When you see `awaiting-codeowner`:
- The author has already responded. Don't make them wait — pick it up promptly or hand off.
When you see `needs-rework`:
- Don't review line-by-line. The PR is in a state that needs the author to take a substantive next step.
## Spotting low-engagement PRs
Reviewers should look for these heuristics — they're stronger signals than "was AI used":
- **Broken tests on the branch.** The author didn't run them locally before submitting.
- **Mechanical churn across many files.** 30+ files of same-shape edits suggests a one-shot generation rather than considered changes.
- **Author doesn't respond to specific review questions**, or responds with another regenerated diff rather than addressing the question directly.
- **Generic description with no concrete verification narrative** — nothing in the PR body suggests the author exercised the change beyond pushing it.
- **Atomic-scope violations.** Multiple unrelated changes bundled. CONTRIBUTING.md is explicit: one logical change per PR.
### Recommended response
Apply `needs-rework`, post a comment listing the concrete issues, ask for either a split or a specific revision. **Do not do the fix work for the contributor unless they go silent for an extended period.** Doing the work for them rewards low-engagement submissions.
## Bot PRs specifically
Bot-author PRs (`moltenbot000`, similar AI agents) have no human in the loop on the PR side. Iterating with the bot via PR comments rarely produces meaningful revisions — the bot typically regenerates rather than addressing specific feedback.
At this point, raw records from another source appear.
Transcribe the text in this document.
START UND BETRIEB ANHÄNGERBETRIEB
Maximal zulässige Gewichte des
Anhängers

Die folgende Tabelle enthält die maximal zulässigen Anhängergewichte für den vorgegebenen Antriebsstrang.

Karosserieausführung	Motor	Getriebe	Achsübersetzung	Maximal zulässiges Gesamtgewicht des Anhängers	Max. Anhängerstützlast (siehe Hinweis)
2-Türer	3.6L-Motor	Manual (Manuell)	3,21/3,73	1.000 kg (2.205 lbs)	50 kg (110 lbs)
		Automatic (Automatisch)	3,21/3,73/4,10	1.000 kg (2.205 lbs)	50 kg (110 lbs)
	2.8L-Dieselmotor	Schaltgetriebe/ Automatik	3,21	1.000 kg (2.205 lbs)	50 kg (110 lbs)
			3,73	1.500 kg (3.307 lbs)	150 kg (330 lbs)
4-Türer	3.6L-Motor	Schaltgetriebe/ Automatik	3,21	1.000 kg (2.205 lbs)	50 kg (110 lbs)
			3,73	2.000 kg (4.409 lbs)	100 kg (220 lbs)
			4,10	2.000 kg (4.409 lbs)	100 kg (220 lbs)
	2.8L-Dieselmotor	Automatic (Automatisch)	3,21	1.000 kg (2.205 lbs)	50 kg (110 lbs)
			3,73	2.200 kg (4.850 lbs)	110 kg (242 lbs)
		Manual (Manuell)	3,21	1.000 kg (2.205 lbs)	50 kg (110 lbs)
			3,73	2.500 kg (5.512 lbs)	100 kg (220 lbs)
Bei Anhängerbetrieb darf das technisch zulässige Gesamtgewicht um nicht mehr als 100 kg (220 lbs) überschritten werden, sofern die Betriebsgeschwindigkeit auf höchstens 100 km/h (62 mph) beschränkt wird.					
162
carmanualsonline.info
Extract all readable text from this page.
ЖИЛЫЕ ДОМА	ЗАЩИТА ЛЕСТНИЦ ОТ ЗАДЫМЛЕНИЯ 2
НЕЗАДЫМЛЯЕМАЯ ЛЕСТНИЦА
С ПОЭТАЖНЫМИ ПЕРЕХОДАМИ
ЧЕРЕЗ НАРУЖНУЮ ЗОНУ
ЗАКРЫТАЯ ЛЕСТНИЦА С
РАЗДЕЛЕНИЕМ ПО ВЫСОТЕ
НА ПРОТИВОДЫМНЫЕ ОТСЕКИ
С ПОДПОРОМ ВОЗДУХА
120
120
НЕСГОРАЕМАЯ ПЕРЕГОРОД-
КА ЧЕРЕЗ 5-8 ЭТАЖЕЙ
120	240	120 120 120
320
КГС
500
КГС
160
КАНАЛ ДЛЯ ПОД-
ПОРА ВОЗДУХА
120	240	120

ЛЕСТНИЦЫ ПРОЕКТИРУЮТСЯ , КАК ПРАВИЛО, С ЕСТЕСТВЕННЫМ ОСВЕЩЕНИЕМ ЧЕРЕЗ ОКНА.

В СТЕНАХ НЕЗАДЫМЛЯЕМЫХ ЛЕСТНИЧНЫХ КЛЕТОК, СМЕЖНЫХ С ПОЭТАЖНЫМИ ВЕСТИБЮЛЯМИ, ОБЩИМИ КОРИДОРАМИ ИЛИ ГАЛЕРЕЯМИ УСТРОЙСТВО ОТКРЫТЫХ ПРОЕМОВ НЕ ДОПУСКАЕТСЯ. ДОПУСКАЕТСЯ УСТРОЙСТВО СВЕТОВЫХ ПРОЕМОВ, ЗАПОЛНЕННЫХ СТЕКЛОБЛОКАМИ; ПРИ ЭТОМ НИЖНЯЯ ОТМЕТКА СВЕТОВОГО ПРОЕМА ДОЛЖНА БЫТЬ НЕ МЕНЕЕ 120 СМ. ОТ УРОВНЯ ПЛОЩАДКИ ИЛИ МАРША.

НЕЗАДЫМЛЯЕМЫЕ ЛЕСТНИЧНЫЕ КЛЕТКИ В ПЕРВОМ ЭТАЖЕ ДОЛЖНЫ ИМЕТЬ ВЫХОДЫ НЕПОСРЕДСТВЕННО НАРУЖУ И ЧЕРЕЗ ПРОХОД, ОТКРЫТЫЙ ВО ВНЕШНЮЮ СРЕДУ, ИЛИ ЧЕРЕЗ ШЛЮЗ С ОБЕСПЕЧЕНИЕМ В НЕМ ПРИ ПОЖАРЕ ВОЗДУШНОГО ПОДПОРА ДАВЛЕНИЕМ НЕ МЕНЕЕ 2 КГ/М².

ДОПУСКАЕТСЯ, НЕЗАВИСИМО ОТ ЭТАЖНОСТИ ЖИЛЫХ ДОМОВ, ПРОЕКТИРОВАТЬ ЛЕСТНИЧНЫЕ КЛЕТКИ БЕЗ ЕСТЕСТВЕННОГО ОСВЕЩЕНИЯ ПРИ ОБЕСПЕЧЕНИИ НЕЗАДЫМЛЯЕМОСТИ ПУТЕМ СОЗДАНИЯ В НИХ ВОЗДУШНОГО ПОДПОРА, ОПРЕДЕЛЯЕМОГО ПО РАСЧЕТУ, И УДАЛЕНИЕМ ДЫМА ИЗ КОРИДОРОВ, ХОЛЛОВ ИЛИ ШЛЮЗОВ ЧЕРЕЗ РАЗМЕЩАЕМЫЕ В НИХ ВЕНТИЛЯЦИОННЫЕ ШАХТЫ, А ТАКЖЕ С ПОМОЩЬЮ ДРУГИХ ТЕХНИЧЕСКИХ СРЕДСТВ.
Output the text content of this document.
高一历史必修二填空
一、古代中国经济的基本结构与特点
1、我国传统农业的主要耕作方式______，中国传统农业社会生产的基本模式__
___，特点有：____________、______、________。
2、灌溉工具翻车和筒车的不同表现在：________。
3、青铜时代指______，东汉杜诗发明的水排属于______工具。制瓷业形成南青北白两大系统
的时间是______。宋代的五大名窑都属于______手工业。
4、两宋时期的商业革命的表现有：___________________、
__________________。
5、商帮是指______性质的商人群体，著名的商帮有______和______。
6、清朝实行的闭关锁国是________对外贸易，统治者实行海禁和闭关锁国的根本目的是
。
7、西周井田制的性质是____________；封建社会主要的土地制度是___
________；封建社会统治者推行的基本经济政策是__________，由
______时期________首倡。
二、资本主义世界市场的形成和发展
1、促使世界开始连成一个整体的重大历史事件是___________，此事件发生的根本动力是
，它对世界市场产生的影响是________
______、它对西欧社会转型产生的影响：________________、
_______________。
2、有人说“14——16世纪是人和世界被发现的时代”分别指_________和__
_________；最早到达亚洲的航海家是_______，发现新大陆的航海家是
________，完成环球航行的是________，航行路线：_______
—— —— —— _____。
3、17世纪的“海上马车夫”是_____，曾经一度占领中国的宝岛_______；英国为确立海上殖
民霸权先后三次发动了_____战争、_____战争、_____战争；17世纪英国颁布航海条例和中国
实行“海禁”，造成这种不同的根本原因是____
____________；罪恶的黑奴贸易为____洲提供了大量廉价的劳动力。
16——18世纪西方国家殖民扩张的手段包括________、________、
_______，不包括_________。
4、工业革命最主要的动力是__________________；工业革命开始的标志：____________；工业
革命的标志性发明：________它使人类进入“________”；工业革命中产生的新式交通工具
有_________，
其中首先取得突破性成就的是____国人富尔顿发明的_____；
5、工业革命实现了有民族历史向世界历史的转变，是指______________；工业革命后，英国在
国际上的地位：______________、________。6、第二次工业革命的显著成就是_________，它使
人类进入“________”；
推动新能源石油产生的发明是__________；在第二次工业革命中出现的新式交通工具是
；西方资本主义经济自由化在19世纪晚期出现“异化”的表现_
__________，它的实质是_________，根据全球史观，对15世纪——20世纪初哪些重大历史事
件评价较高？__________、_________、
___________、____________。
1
Treat bot PRs as **proposals, not contributions**. If substantive issues exist:
- Take the good parts forward as a maintainer-authored PR (cherry-pick + fix).
- Close the bot PR with a clear rationale comment.
PR #3847 was the working example for this pattern: a moltenbot PR with a sound architectural idea (loguru sink-level redaction) wrapped in mechanical call-site churn and broken tests. The right path was to land the patcher idea cleanly via a maintainer-authored PR and close the bot's submission.
## When to escalate
- **Security findings during review** (exposed secrets, auth bypass, injection): apply `security-review-needed` and ping `@LearningCircuit`. See the [security review process](../security-review-process/README.md) for the security-specific flow.
- **Legal or licensing concerns**: core team only (`@LearningCircuit @hashedviking @djpetti`). Do not merge.
- **Persistent disagreement on approach**: pause, take it to Discord or an issue for broader input rather than escalating in PR comments.
## Out of scope here
This document is about the **review** process. Adjacent processes (release, security review, deprecation) are documented separately under `docs/processes/<process-name>/` (when migrated) or in their existing locations.